Lizzie, you and I have a lot more in common than you might imagine! 🙂

This might sound a little strange, but I would urge you to get hold of a copy of Procrastination: Why You Do It, What to Do About It. It was a HUGE eye-opener for me! You may not consider yourself a procrastinator, but it's really all about the reasons why we avoid doing things that we think we won't enjoy or that we might fail at. I've been doing it all my life, and I couldn't believe how well this book described how and why I had done (or not done!) so many things in the past. I'd love to know what you think if you read it (don't put it off! do it now! 😉)
 
OK, well now we know something you like, how about picking a museum and walking to it or get bus / tube part of the way? There's absolutely no need to talk to anyone, nor make eye contact when walking. There are days when I prefer to walk alone and some when I prefer to walk with others, now as in the years when I lived in London (3 1/4 years plus 7 months another time), usually with an A to Z in my pocket in case I got completely lost, but often just heading for a high building or knowing what side of the river I'm on is enough navigation.
Some museums have film shows - again no need to talk to anyone, just sit and watch. British Film Institute on South Bank would be a good place to start looking. But you'll have got a bit if exercise on the way and seen something you're interested in. Plus, London probably has more free museums than any other major city, so there's no need to go on busy days when they're free. Admitedly, museums are busy now, because it's school holidays and peak tourist season, but September is usually quieter, the weather's not too cold or wet, and there's still plenty of daylight, so you can walk in evenings while it's still light.
Nothing wrong with being solo and escapist, and perfectly possible to be active, too.
 
Those are good ideas Copepod. I do go to the South Bank a lot as I live nearby but I should walk there more rather than get the bus.

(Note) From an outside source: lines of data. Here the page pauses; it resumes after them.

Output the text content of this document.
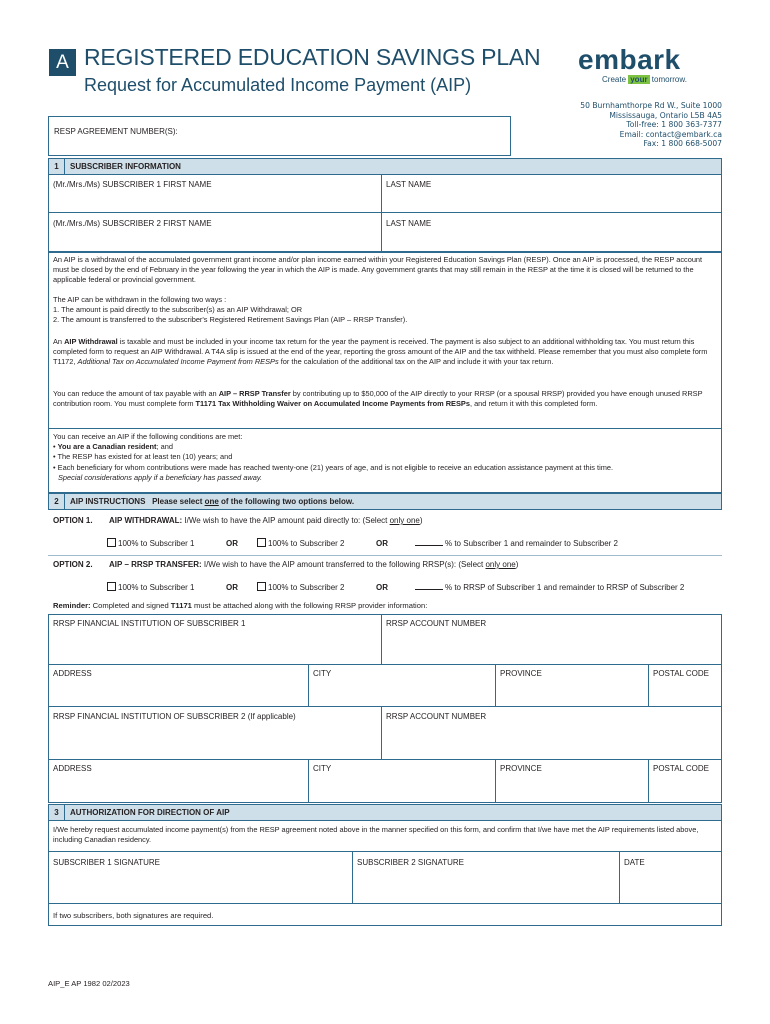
A REGISTERED EDUCATION SAVINGS PLAN
Request for Accumulated Income Payment (AIP)
embark
Create your tomorrow.
50 Burnhamthorpe Rd W., Suite 1000
Mississauga, Ontario L5B 4A5
Toll-free: 1 800 363-7377
Email: contact@embark.ca
Fax: 1 800 668-5007
RESP AGREEMENT NUMBER(S):
1	SUBSCRIBER INFORMATION
(Mr./Mrs./Ms) SUBSCRIBER 1 FIRST NAME	LAST NAME
(Mr./Mrs./Ms) SUBSCRIBER 2 FIRST NAME	LAST NAME
An AIP is a withdrawal of the accumulated government grant income and/or plan income earned within your Registered Education Savings Plan (RESP). Once an AIP is processed, the RESP account must be closed by the end of February in the year following the year in which the AIP is made. Any government grants that may still remain in the RESP at the time it is closed will be returned to the applicable federal or provincial government.
The AIP can be withdrawn in the following two ways :
1. The amount is paid directly to the subscriber(s) as an AIP Withdrawal; OR
2. The amount is transferred to the subscriber's Registered Retirement Savings Plan (AIP – RRSP Transfer).
An AIP Withdrawal is taxable and must be included in your income tax return for the year the payment is received. The payment is also subject to an additional withholding tax. You must return this completed form to request an AIP Withdrawal. A T4A slip is issued at the end of the year, reporting the gross amount of the AIP and the tax withheld. Please remember that you must also complete form T1172, Additional Tax on Accumulated Income Payment from RESPs for the calculation of the additional tax on the AIP and include it with your tax return.
You can reduce the amount of tax payable with an AIP – RRSP Transfer by contributing up to $50,000 of the AIP directly to your RRSP (or a spousal RRSP) provided you have enough unused RRSP contribution room. You must complete form T1171 Tax Withholding Waiver on Accumulated Income Payments from RESPs, and return it with this completed form.
You can receive an AIP if the following conditions are met:
• You are a Canadian resident; and
• The RESP has existed for at least ten (10) years; and
• Each beneficiary for whom contributions were made has reached twenty-one (21) years of age, and is not eligible to receive an education assistance payment at this time.
Special considerations apply if a beneficiary has passed away.
2	AIP INSTRUCTIONS Please select one of the following two options below.
OPTION 1. AIP WITHDRAWAL: I/We wish to have the AIP amount paid directly to: (Select only one)
100% to Subscriber 1	OR	100% to Subscriber 2	OR	% to Subscriber 1 and remainder to Subscriber 2
OPTION 2. AIP – RRSP TRANSFER: I/We wish to have the AIP amount transferred to the following RRSP(s): (Select only one)
100% to Subscriber 1	OR	100% to Subscriber 2	OR	% to RRSP of Subscriber 1 and remainder to RRSP of Subscriber 2
Reminder: Completed and signed T1171 must be attached along with the following RRSP provider information:
RRSP FINANCIAL INSTITUTION OF SUBSCRIBER 1	RRSP ACCOUNT NUMBER
ADDRESS	CITY	PROVINCE	POSTAL CODE
RRSP FINANCIAL INSTITUTION OF SUBSCRIBER 2 (If applicable)	RRSP ACCOUNT NUMBER
ADDRESS	CITY	PROVINCE	POSTAL CODE
3	AUTHORIZATION FOR DIRECTION OF AIP
I/We hereby request accumulated income payment(s) from the RESP agreement noted above in the manner specified on this form, and confirm that I/we have met the AIP requirements listed above, including Canadian residency.
SUBSCRIBER 1 SIGNATURE	SUBSCRIBER 2 SIGNATURE	DATE
If two subscribers, both signatures are required.
AIP_E AP 1982 02/2023
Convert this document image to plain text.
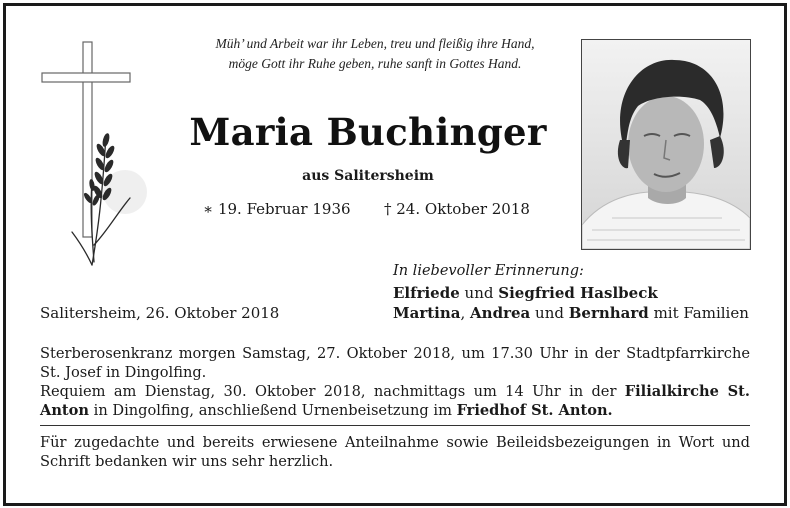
Müh’ und Arbeit war ihr Leben, treu und fleißig ihre Hand,
möge Gott ihr Ruhe geben, ruhe sanft in Gottes Hand.
Maria Buchinger
aus Salitersheim
∗ 19. Februar 1936 † 24. Oktober 2018
In liebevoller Erinnerung:
Elfriede und Siegfried Haslbeck
Martina, Andrea und Bernhard mit Familien
Salitersheim, 26. Oktober 2018
Sterberosenkranz morgen Samstag, 27. Oktober 2018, um 17.30 Uhr in der Stadtpfarrkirche St. Josef in Dingolfing.
Requiem am Dienstag, 30. Oktober 2018, nachmittags um 14 Uhr in der Filialkirche St. Anton in Dingolfing, anschließend Urnenbeisetzung im Friedhof St. Anton.
Für zugedachte und bereits erwiesene Anteilnahme sowie Beileidsbezeigungen in Wort und Schrift bedanken wir uns sehr herzlich.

Northerner - that book looks good. I have just got it. I hope I don't end up procrastinating and putting off reading it though! 🙂
 
Northerner - that book looks good. I have just got it. I hope I don't end up procrastinating and putting off reading it though! 🙂

I'll confess it took me a while after buying it to get round to reading it, but once I had I knew why! 😉
 
I lack the motivation to write down my blood sugars anyway since I don't really understand what to do with them. I usually only write them down in the week before the appointment. Today the doctor did not even ask to see them anyway.

I am sorry to hear how you are feeling - have you tried calling Diabetes UK? I have called them in the past and found them very helpful, they have trained nurses etc that will speak to you about how you are feeling. With regard to your blood sugars, I am appalled that the doctor did not ask to see them! My diabetes clinic is not the best, they do not look at my feet or ask about feelings in general but they always go over my blood sugars and give advice in that respect, that is the main point in going!

Hope you feel better soon.
 
Sounds like you could be starting an interesting journey Lizzie. 🙂

Like many, there's been a lot of happenings in most of our lives and I know that I'm not out of the woods with my 'issues' but I can see the light.

There are a few social anxiety forums but you have to be careful you don't get told what to do. Take it all in and do what feels right. And drag your BF along too. If you can both get fit and reclaim your self-esteem together, you'll have twice the fun.
The diabetes can stand a bit of sidelining for a few weeks, as long as you carry on with injections and don't binge. 😱

Best of luck with it and let us know how you get on.